Rethinking Remembrance Day

Remembrance Day is primarily about Britain and its antiquated sense of empire.

comment1On Sunday, British Prime Minister David Cameron made the point that this year’s Remembrance Day took on particular significance given that 2014 marks not only a century since the outbreak of the First World War, but also 70 years since the D-Day landings, as well as the end of Britain’s conflict in Afghanistan. And, in making this apparently innocuous link, he revealed what Remembrance Day is really about.

It is not about the First World War – despite still being tied to the eleventh minute of the eleventh hour of the eleventh day of the eleventh month, it has lost its original, unique correspondence to that conflict. And it is not necessarily even about remembering fallen soldiers, either – whatever the rights and wrongs of commemorating warfare in this way, I am not trying to get into a discussion here on whether Remembrance Day should take place at all in a more general sense.

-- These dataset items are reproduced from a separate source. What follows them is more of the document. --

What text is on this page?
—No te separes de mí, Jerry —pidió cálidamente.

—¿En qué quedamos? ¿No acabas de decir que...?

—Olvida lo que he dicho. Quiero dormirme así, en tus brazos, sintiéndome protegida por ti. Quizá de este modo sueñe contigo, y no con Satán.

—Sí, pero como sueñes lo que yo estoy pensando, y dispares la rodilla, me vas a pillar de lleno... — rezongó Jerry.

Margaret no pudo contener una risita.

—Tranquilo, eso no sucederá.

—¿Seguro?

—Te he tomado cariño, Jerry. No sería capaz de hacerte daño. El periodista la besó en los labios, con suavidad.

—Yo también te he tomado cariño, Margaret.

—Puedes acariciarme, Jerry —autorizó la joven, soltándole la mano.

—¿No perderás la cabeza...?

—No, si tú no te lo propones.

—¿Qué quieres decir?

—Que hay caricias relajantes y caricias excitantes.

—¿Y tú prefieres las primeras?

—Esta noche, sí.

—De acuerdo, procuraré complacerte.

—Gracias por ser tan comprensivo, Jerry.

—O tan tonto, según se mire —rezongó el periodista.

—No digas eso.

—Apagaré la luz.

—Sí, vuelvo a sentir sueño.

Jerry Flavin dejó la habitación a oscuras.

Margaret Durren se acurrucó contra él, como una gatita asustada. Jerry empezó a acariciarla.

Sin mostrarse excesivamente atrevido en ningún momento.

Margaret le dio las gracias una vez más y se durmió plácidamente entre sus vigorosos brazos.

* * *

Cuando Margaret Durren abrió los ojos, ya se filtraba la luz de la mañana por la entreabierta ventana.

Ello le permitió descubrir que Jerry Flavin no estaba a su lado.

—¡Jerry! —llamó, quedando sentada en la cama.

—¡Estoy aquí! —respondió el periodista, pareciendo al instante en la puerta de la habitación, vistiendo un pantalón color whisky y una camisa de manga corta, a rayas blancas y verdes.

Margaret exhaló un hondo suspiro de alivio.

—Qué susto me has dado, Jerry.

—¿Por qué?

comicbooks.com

Remembrance Day is primarily about Britain. To be more precise, it is about Britain’s antiquated (or very current, depending on how you look at things) sense of empire. The objections to Britain’s neo-colonialist urges, as expressed in the recent conflicts in Iraq and Afghanistan, are equally valid when it comes to the way in which Britain remembers the First World War today. In referring to Afghanistan in the same breath as the First World War, Cameron made explicit that which was already implicitly known: Remembrance Day is about empire, and, to a lesser extent, about monarchy, the symbolic head of the empire – two concepts which, to a large degree, come as a pair. The Queen, of course, takes pride of place in Britain’s Remembrance Day, the literal incarnation of the traditional British values being celebrated there. But what does Britain stand for? The answer to that question would probably be a very different one in this country than in Britain, and it is in this context that we must rethink how Ireland itself handles Remembrance Day, which means negotiating the difficult relationship with Britain.

For Britain, Remembrance Day is all about remembering “the good old days”, turning back the clock to the era of the First World War when Britain was a world power; in this context the ambiguity surrounding the term “The Great War” becomes all the more significant. There is a nagging sense that, somewhere beneath the layers of pomp and ceremony, the core of Remembrance Day has shifted from mourning loss of life to nostalgia for imperialistic grandeur. From respecting the deaths of many British soldiers, Remembrance Day now serves to arm the British Armed Forces with an infallibility which brushes under the carpet its role in imperialistic expansion and brutality, silencing those dissenters who refuse to submit to revisionism. The objection of James McClean, a Championship football player from Derry, to wearing the apparently obligatory poppy during this weekend’s fixtures revealed the jingoistic, knee-jerk response to any sort of deviation from the party line, despite his eloquent and well-reasoned explanation that the uncomfortable extolling of the British Army did not sit well with him on a personal level.

All of which begs the question of what form Ireland’s involvement in the act of collective remembrance should take. The Taoiseach attended a Remembrance ceremony in Enniskillen, while the Tánaiste attended a ceremony in St. Patrick’s Cathedral. Yet this was the first year since the establishment of the Republic that the Irish Ambassador to the United Kingdom took part in a Remembrance Sunday ceremony, generally regarded by the media as another step along the reconciliatory trajectory which Britain and Ireland have been following in recent years. The fact that the ceremony attended by the Irish Ambassador in London was headed by the Queen, and saw a procession of representatives from Commonwealth countries lay wreathes (it should be noted that the ambassador himself laid a laurel, and not a poppy, wreath), underlines the imperialist overtones of Remembrance Sunday. However, whilst the Taoiseach and the Irish Ambassador to the U.K. were careful to be seen joining together with Britain on Remembrance Sunday, President Michael D. Higgins, drawing parallels between Ireland and Africa during an address in Ethiopia on Wednesday, had underlined how Ireland had “experienced the scourges of colonialism and hunger”.

This is not necessarily to suggest that there was anything particularly pointed in the timing of the President’s remarks, but they do serve as a timely reminder that in this country we should think very carefully about the real meaning of Remembrance Day. Having grown up in London, with an English dad and Irish mum, I always found uncomfortable the glorification of the twin concepts of empire and monarchy, inherently tied to the 11th November in Britain. And for me, the real meaning of Remembrance Day has always had much more to do with those concepts than anything else. It goes without saying that I am fully behind reconciliation between the two countries (how can you not be, walking around Dublin with an English accent?) but this does not mean that Ireland should take part in honouring the British empire.

The tragedy of those who died in the First World War – as many as 50,000 of them Irish – should have nothing to do with the glorification of an army, or a country, or with its colonial nostalgia.